In other words, these people know how to create a passion for their offering even where it doesn’t exist.
Turning a Purely Profit-Driven Business Into Something More
I’m not going to blast you for building a business purely for profits. Let’s face it – profit is the main reason people get into business, and there’s nothing wrong with that. But if you want your business to work, and especially if you want your social media efforts to work, you need to find it in yourself to believe in your product.
And if it isn’t worth believing in and getting excited about, you may be offering a disservice to your customers, at which point it really just might be time to go back to the drawing board.

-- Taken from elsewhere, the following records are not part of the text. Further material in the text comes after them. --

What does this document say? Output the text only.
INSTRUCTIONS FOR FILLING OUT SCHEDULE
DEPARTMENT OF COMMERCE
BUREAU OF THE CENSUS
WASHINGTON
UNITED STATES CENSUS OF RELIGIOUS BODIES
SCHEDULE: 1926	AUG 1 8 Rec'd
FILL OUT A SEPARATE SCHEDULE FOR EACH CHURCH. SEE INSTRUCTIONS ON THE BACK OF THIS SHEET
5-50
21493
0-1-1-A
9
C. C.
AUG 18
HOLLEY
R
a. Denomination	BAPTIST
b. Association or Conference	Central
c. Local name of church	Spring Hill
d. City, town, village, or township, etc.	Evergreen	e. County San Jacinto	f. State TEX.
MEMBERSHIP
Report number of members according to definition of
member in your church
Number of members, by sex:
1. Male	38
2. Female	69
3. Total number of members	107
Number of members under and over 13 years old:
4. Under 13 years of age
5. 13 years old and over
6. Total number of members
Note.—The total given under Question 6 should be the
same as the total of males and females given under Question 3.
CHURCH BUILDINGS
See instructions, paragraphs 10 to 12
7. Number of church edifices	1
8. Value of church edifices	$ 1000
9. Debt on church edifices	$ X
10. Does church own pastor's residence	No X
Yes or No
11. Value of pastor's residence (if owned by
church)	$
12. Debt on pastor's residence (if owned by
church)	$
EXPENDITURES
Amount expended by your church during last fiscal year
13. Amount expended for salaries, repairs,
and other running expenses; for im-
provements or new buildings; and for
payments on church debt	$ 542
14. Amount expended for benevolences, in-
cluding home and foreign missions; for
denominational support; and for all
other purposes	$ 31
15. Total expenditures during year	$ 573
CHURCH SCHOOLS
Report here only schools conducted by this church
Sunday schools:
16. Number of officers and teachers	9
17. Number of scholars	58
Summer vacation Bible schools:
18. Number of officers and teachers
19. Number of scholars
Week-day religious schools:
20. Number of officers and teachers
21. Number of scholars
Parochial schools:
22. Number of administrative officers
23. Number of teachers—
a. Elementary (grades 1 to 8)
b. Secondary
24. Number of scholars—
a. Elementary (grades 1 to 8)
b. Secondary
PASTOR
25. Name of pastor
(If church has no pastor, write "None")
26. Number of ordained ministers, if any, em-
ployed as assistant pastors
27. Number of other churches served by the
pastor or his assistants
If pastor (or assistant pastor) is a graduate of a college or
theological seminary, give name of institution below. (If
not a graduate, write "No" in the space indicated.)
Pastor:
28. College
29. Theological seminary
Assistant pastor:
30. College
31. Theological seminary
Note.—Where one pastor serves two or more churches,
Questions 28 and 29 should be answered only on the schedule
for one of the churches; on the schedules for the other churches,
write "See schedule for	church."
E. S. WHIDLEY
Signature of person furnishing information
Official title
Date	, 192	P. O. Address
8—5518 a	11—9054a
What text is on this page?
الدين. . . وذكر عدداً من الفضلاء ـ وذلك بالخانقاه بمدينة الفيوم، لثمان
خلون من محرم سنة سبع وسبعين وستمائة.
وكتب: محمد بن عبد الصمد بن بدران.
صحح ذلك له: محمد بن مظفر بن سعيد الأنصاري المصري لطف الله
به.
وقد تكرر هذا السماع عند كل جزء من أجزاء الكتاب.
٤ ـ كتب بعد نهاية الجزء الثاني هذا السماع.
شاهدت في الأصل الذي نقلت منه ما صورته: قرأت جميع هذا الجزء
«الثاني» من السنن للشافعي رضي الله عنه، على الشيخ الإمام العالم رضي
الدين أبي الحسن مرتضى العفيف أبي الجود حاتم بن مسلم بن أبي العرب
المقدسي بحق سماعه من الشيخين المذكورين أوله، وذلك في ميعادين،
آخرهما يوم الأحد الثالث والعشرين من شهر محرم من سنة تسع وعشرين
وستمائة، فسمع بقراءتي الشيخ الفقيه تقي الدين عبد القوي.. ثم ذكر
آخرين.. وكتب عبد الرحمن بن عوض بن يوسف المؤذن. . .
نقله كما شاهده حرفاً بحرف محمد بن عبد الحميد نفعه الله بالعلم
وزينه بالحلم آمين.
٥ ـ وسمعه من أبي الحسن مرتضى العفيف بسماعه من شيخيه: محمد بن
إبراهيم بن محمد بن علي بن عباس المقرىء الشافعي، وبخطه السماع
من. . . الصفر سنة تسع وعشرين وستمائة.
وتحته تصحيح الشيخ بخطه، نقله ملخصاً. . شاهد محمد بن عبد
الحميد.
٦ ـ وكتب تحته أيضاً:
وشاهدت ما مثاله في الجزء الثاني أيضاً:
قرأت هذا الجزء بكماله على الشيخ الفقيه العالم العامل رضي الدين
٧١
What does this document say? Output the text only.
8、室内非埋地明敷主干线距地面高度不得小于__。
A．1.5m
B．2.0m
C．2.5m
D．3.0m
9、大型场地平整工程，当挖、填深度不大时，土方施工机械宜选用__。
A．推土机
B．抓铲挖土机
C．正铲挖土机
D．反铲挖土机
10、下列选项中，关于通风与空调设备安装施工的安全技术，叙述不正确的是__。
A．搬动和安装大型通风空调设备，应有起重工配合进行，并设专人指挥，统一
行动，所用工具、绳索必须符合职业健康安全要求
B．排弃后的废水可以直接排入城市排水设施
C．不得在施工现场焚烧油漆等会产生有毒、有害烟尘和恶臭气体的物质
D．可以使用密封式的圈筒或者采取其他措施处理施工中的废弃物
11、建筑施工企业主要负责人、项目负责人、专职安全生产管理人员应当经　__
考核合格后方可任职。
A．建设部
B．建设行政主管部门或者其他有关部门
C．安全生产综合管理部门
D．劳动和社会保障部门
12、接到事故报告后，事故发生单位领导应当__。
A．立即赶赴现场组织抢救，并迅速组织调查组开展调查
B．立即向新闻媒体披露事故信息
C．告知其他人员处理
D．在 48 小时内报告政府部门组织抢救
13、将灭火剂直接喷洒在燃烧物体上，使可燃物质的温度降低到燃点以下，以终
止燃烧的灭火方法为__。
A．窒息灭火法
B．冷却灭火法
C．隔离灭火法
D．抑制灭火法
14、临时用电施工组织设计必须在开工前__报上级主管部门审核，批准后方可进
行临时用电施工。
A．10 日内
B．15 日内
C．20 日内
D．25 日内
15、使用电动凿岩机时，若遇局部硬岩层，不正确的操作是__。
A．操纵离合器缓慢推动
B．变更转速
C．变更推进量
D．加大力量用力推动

Look deep into your own offer. Seek to understand how it actually does benefit your customers. Get in touch with the value – the contribution – to their lives, and if you truly believe it exists then learn to communicate it ecclesiastically.
If it isn’t inherently exciting on first impression, how can you get excited about it? Or who can you hire that is excited enough about the subject to run your social media campaigns with sincerity?
If there’s no answer to those questions, you may still be able to succeed in business, but you’ll doubtfully succeed with your social media campaigns.